Plusieurs patrons ont mis leurs contacts à disposition et se sont personnellement investis pour faire connaître l'événement.

Orchestré par le Belge Charles Kaisin - le designer-scénographe est connu dans le monde entier pour ses dîners surréalistes - un repas exclusif sera servi à 200 convives qui auront déboursé la somme de 350 euros chacun pour assister au spectacle suivi de cette réception " wine, cheese & chocolate ". Certes, le montant peut sembler élevé, mais il sert néanmoins la bonne cause puisque l'intégralité du prix du billet ira à l'Association pour la lutte contre le sida, l'ASBL du service des maladies infectieuses du CHU Saint-Pierre à Bruxelles.

Succès inespéré

A ces 70.000 euros de recettes prévues pour le dîner de gala s'ajouteront sans doute 50.000 autres euros puisque l'événement du 19 septembre prévoit aussi la vente de places individuelles en première catégorie (150 euros) et en catégorie inférieure (65 euros), cette fois sans le dîner mis en scène par Charles Kaisin. Au total, ce sont donc près de 125.000 euros qui atterriront très probablement dans les caisses de l'Association pour la lutte contre le sida puisque 80% des réservations ont déjà été effectuées.

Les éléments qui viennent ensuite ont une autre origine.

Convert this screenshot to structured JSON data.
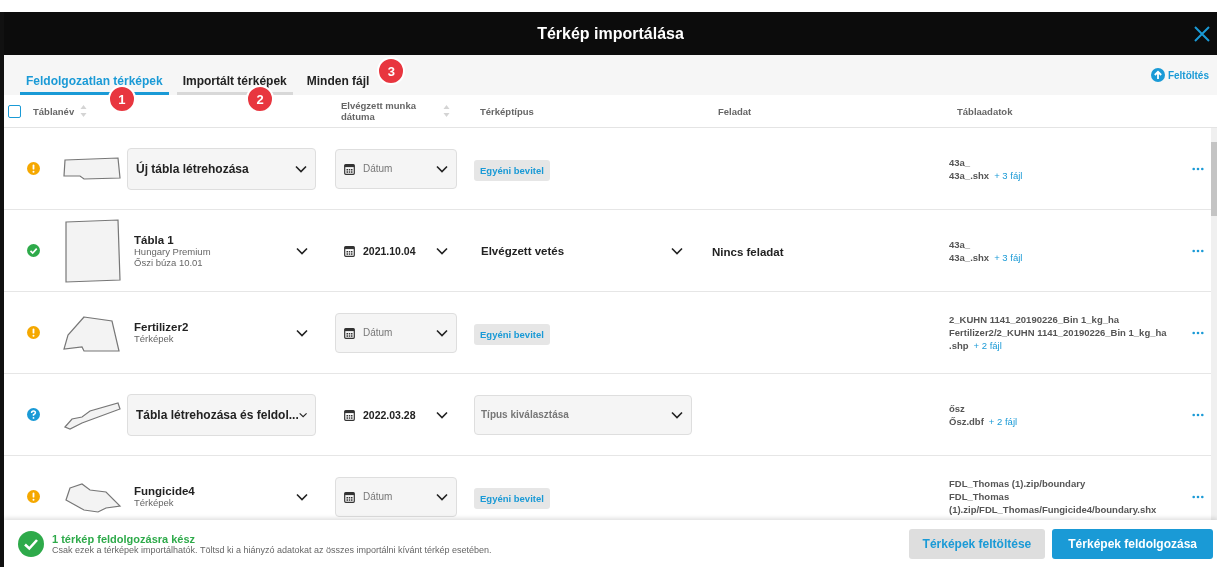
{
  "window": {
    "title": "Térkép importálása"
  },
  "tabs": [
    {
      "label": "Feldolgozatlan térképek",
      "selected": true,
      "badge": "1"
    },
    {
      "label": "Importált térképek",
      "selected": false,
      "badge": "2"
    },
    {
      "label": "Minden fájl",
      "selected": false,
      "badge": "3"
    }
  ],
  "upload_link": "Feltöltés",
  "select_all": {
    "checked": false
  },
  "columns": [
    {
      "label": "Táblanév",
      "sortable": true
    },
    {
      "label": "Elvégzett munka dátuma",
      "sortable": true
    },
    {
      "label": "Térképtípus",
      "sortable": false
    },
    {
      "label": "Feladat",
      "sortable": false
    },
    {
      "label": "Táblaadatok",
      "sortable": false
    }
  ],
  "rows": [
    {
      "status": {
        "kind": "warning"
      },
      "name": {
        "kind": "select",
        "value": "Új tábla létrehozása"
      },
      "date": {
        "kind": "box",
        "placeholder": "Dátum"
      },
      "type": {
        "kind": "tag",
        "value": "Egyéni bevitel"
      },
      "files": {
        "lines": [
          "43a_",
          "43a_.shx"
        ],
        "more": "+ 3 fájl"
      }
    },
    {
      "status": {
        "kind": "ok"
      },
      "name": {
        "kind": "field",
        "value": "Tábla 1",
        "details": [
          "Hungary Premium",
          "Őszi búza 10.01"
        ]
      },
      "date": {
        "kind": "value",
        "value": "2021.10.04"
      },
      "type": {
        "kind": "select_plain",
        "value": "Elvégzett vetés"
      },
      "task": "Nincs feladat",
      "files": {
        "lines": [
          "43a_",
          "43a_.shx"
        ],
        "more": "+ 3 fájl"
      }
    },
    {
      "status": {
        "kind": "warning"
      },
      "name": {
        "kind": "field",
        "value": "Fertilizer2",
        "details": [
          "Térképek"
        ]
      },
      "date": {
        "kind": "box",
        "placeholder": "Dátum"
      },
      "type": {
        "kind": "tag",
        "value": "Egyéni bevitel"
      },
      "files": {
        "lines": [
          "2_KUHN 1141_20190226_Bin 1_kg_ha",
          "Fertilizer2/2_KUHN 1141_20190226_Bin 1_kg_ha",
          ".shp"
        ],
        "more": "+ 2 fájl"
      }
    },
    {
      "status": {
        "kind": "info"
      },
      "name": {
        "kind": "select",
        "value": "Tábla létrehozása és feldol..."
      },
      "date": {
        "kind": "value",
        "value": "2022.03.28"
      },
      "type": {
        "kind": "select_box",
        "placeholder": "Típus kiválasztása"
      },
      "files": {
        "lines": [
          "ősz",
          "Ősz.dbf"
        ],
        "more": "+ 2 fájl"
      }
    },
    {
      "status": {
        "kind": "warning"
      },
      "name": {
        "kind": "field",
        "value": "Fungicide4",
        "details": [
          "Térképek"
        ]
      },
      "date": {
        "kind": "box",
        "placeholder": "Dátum"
      },
      "type": {
        "kind": "tag",
        "value": "Egyéni bevitel"
      },
      "files": {
        "lines": [
          "FDL_Thomas (1).zip/boundary",
          "FDL_Thomas",
          "(1).zip/FDL_Thomas/Fungicide4/boundary.shx"
        ]
      }
    }
  ],
  "footer": {
    "title": "1 térkép feldolgozásra kész",
    "message": "Csak ezek a térképek importálhatók. Töltsd ki a hiányzó adatokat az összes importálni kívánt térkép esetében.",
    "buttons": [
      {
        "label": "Térképek feltöltése",
        "kind": "secondary"
      },
      {
        "label": "Térképek feldolgozása",
        "kind": "primary"
      }
    ]
  }
}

" Pour moi, c'est inespéré, commente le professeur Stéphane De Wit, chef du service des maladies infectieuses du CHU Saint-Pierre. Jusqu'à présent, nous n'avons pas reçu un seul euro de la part des fonds publics belges pour mener nos recherches cliniques auprès des patients. Le sida n'est visiblement plus une priorité alors que trois nouveaux cas de maladie sont décelés chaque jour en Belgique. Nous avons donc eu l'idée de lancer un vaste mouvement financier pour remettre le VIH à l'ordre du jour et surtout pour permettre aux scientifiques belges d'occuper une place importante dans la recherche de la guérison et le processus de rémission. Avec la Ville de Bruxelles, nous avons eu l'idée d'organiser une vaste levée de fonds à travers un spectacle où différents partenaires se sont investis personnellement pour mener à bien ce projet. Et je me réjouis que cela porte ses fruits car ce n'était pas gagné d'avance. "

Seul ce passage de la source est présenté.